GLAUCOMATOPÉIA [#54]
Continuando na linha animalesca, porém radicalizando-a entre espécies pouco simpáticas, escolho outro soneto de Augusto dos Anjos e contraponho-o ao meu pelo lado malicioso:
O DEUS-VERME [Augusto dos Anjos]
Fator universal do transformismo.
Filho da teleológica matéria,
Na superabundância ou na miséria,
"Verme" — é o seu nome obscuro de batismo.

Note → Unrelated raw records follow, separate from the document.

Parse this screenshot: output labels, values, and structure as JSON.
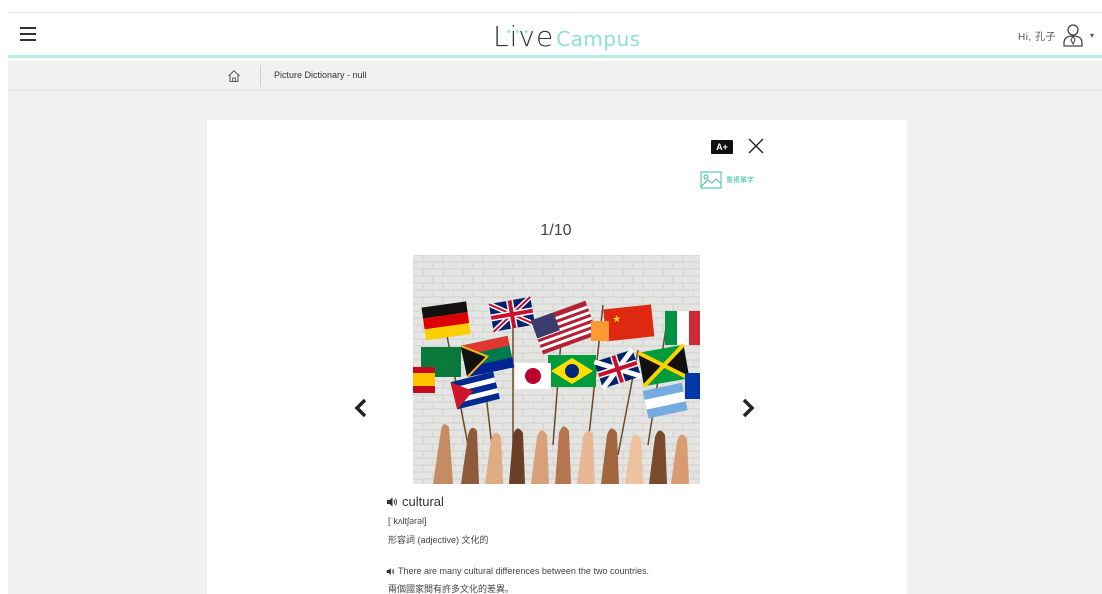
{
  "header": {
    "logo_live": "Live",
    "logo_campus": "Campus",
    "greeting": "Hi, 孔子",
    "menu_icon": "hamburger-icon",
    "user_icon": "user-icon",
    "caret": "▾"
  },
  "breadcrumb": {
    "home_icon": "home-icon",
    "title": "Picture Dictionary - null"
  },
  "toolbar": {
    "font_size_label": "A+",
    "close_icon": "close-icon",
    "review_icon": "image-icon",
    "review_label": "重複單字"
  },
  "viewer": {
    "counter": "1/10",
    "prev_icon": "chevron-left-icon",
    "next_icon": "chevron-right-icon",
    "image_alt": "hands holding international flags"
  },
  "entry": {
    "word": "cultural",
    "phonetic": "[ˈkʌltʃərəl]",
    "part_of_speech": "形容詞 (adjective) 文化的",
    "example": "There are many cultural differences between the two countries.",
    "example_translation": "兩個國家間有許多文化的差異。"
  },
  "colors": {
    "accent": "#8de2cf",
    "accent_text": "#3bbfa0",
    "background": "#f1f1f1",
    "header_border": "#b8ece0"
  }
}
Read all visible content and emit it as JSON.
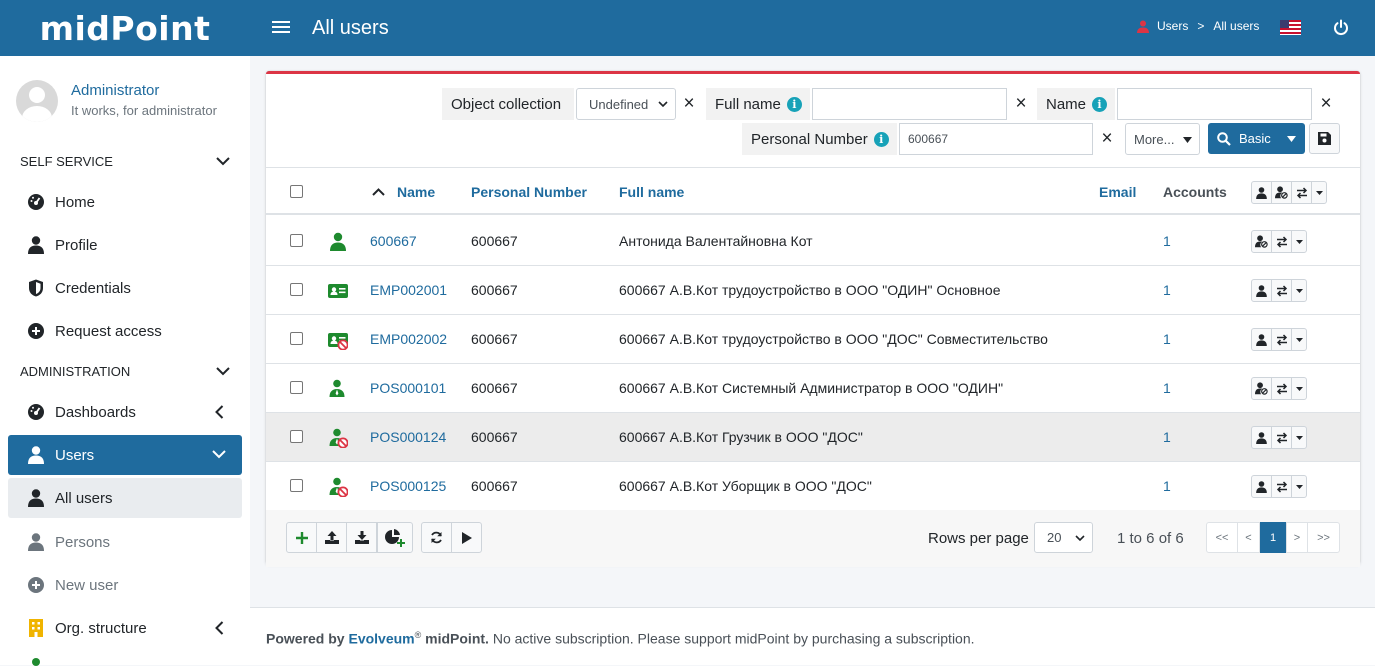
{
  "header": {
    "logo": "midPoint",
    "page_title": "All users",
    "breadcrumb": [
      "Users",
      ">",
      "All users"
    ]
  },
  "sidebar": {
    "user_name": "Administrator",
    "user_subtitle": "It works, for administrator",
    "sections": {
      "self_service": "SELF SERVICE",
      "administration": "ADMINISTRATION"
    },
    "items": {
      "home": "Home",
      "profile": "Profile",
      "credentials": "Credentials",
      "request_access": "Request access",
      "dashboards": "Dashboards",
      "users": "Users",
      "all_users": "All users",
      "persons": "Persons",
      "new_user": "New user",
      "org_structure": "Org. structure"
    }
  },
  "search": {
    "object_collection_label": "Object collection",
    "object_collection_value": "Undefined",
    "full_name_label": "Full name",
    "full_name_value": "",
    "name_label": "Name",
    "name_value": "",
    "personal_number_label": "Personal Number",
    "personal_number_value": "600667",
    "more_label": "More...",
    "basic_label": "Basic"
  },
  "table": {
    "columns": {
      "name": "Name",
      "personal_number": "Personal Number",
      "full_name": "Full name",
      "email": "Email",
      "accounts": "Accounts"
    },
    "rows": [
      {
        "icon": "person-icon",
        "name": "600667",
        "personal_number": "600667",
        "full_name": "Антонида Валентайновна Кот",
        "email": "",
        "accounts": "1"
      },
      {
        "icon": "id-card-icon",
        "name": "EMP002001",
        "personal_number": "600667",
        "full_name": "600667 А.В.Кот трудоустройство в ООО \"ОДИН\" Основное",
        "email": "",
        "accounts": "1"
      },
      {
        "icon": "id-card-disabled-icon",
        "name": "EMP002002",
        "personal_number": "600667",
        "full_name": "600667 А.В.Кот трудоустройство в ООО \"ДОС\" Совместительство",
        "email": "",
        "accounts": "1"
      },
      {
        "icon": "position-icon",
        "name": "POS000101",
        "personal_number": "600667",
        "full_name": "600667 А.В.Кот Системный Администратор в ООО \"ОДИН\"",
        "email": "",
        "accounts": "1"
      },
      {
        "icon": "position-disabled-icon",
        "name": "POS000124",
        "personal_number": "600667",
        "full_name": "600667 А.В.Кот Грузчик в ООО \"ДОС\"",
        "email": "",
        "accounts": "1"
      },
      {
        "icon": "position-disabled-icon",
        "name": "POS000125",
        "personal_number": "600667",
        "full_name": "600667 А.В.Кот Уборщик в ООО \"ДОС\"",
        "email": "",
        "accounts": "1"
      }
    ]
  },
  "pagination": {
    "rows_per_page_label": "Rows per page",
    "rows_per_page_value": "20",
    "range": "1 to 6 of 6",
    "first": "<<",
    "prev": "<",
    "page": "1",
    "next": ">",
    "last": ">>"
  },
  "footer": {
    "powered_by": "Powered by",
    "brand": "Evolveum",
    "reg": "®",
    "product": "midPoint.",
    "note": "No active subscription. Please support midPoint by purchasing a subscription."
  },
  "colors": {
    "primary": "#1f6b9e",
    "accent_border": "#dc3545",
    "green": "#1e8a2e",
    "red": "#dc3545"
  }
}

Jamais emprega o acérrimo exorcismo
Em sua diária ocupação funérea,
E vive em contubérnio com a bactéria,
Livre das roupas do antropomorfismo.
Almoça a podridão das drupas agras,
Janta hidrópicos, rói vísceras magras
E dos defuntos novos incha a mão...
Ah! Para ele é que a carne podre fica,
E no inventário da matéria rica
Cabe aos seus filhos a maior porção!
SONETO 768 DA BICHARADA TARADA [Glauco Mattoso]
Cantaram já em soneto a bicharada
todinha, até barata e taturana,
morcego e aranha. Agora, o mais sacana
dos bichos não inspira, em verso, nada.
Um simples percevejo mais agrada
à idéia (já improvável) de que a humana
estética ache o inseto algo bacana,
que aquela criaturinha tão safada.
"Piolho das virilhas" é chamado.
Aos íntimos é "chato", e é no pentelho
que sente-se à vontade, bem ao lado
dos órgãos genitais. Só lhe é parelho
na tara e na coceira outro safado:
o bicho que, no pé, bolina o artelho.